De Winter was vrijdag in ’s-Gravenzande dagvoorzitter van een conferentie van griffiers, ict’ers, raadsleden, wethouders en ambtenaren. De vraag van iedereen was: kan het openbaar maken van overheidsinformatie ons helpen om beter om te gaan met onze inwoners? En hoe dan?
Minder ophef
Staatssecretaris Dijkhoff werd in Oranje verweten dat hij het dorp eenzijdig zijn wil oplegde. Die opstelling is exemplarisch voor de houding van de overheid tegenover haar burgers, meent De Winter. „De overheid houdt informatie voor zichzelf en legt inwoners dingen op. De staatssecretaris had moeten toegeven dat hij niet op de hoogte was van de afspraak dat er maximaal 700 vluchtelingen naar Oranje zouden komen. En vervolgens had hij uit moeten leggen dat hij met een probleem zat. Ik sluit niet uit dat er dan minder ophef zou zijn geweest.”
De onderzoeksjournalist die de OV-chipkaart kraakte en door de Volkskrant betiteld is als „de Nederlandse Edward Snowden”, bepleit een „horizontale samenleving” waarin overheid en burger op gelijke voet staan en dezelfde informatie hebben.
De Zoetermeerse wethouder Paalvast is dat met hem eens: „Mensen nemen het niet meer als je hun pas vertelt dat de bomen in hun straat worden omgezaagd wanneer je dat hebt besloten. Ze willen al vanaf het eerste moment daarbij worden betrokken.”
Moet een overheid dan alles maar online zetten? Verschillende deskundigen neigen daar wel naar. De samenleving bestaat uit twitterende, appende en facebookende mensen, constateert De Winter. „Als de overheid niets doet, gaan mensen zich steeds meer buiten de overheid om organiseren. Tijdens de EU-verkiezingen van mei vorig jaar zagen we dat al. Mensen moesten een aantal dagen op de uitslagen wachten en namen dat niet. Ze organiseerden hun eigen methode om een uitslag te krijgen.”
Vrij toegankelijke informatie gaat volgens Mireille van Eechoud, hoogleraar informatierecht aan de Universiteit van Amsterdam, „over het publiceren van gegevens die iedereen gratis kan gebruiken.” „Dat kan ons helpen het vertrouwen van de burger terug te winnen”, stelt SP-senator Gerkens. „Hoe opener je bent, hoe minder weerstand je krijgt vanuit de maatschappij.”
Dat betwist Van Eechoud. „In Utrecht is onderzocht hoe studenten aankijken tegen een website van een gemeente.
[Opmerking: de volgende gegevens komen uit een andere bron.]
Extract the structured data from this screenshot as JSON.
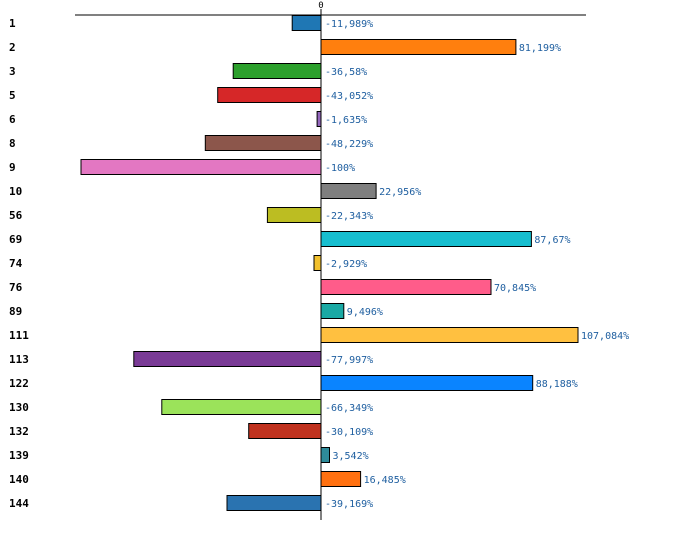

De website waarop de meeste details stonden, kreeg niet de meeste bijval, maar juist de meeste kritiek.”
Snellere paarden
Echte vernieuwing komt nooit van de overheid, maar van commerciële marktpartijen, denkt wethouder Paalvast. „De beroemde autobouwer Henry Ford zei ooit: „Als ik aan mensen gevraagd had wat ze verlangden, hadden ze gezegd dat ze snellere paarden wilden.” Als overheid moeten we alle gegevens, behalve persoonsgegevens, online zetten. Dan komen bedrijven en burgers vanzelf met goede ideeën.”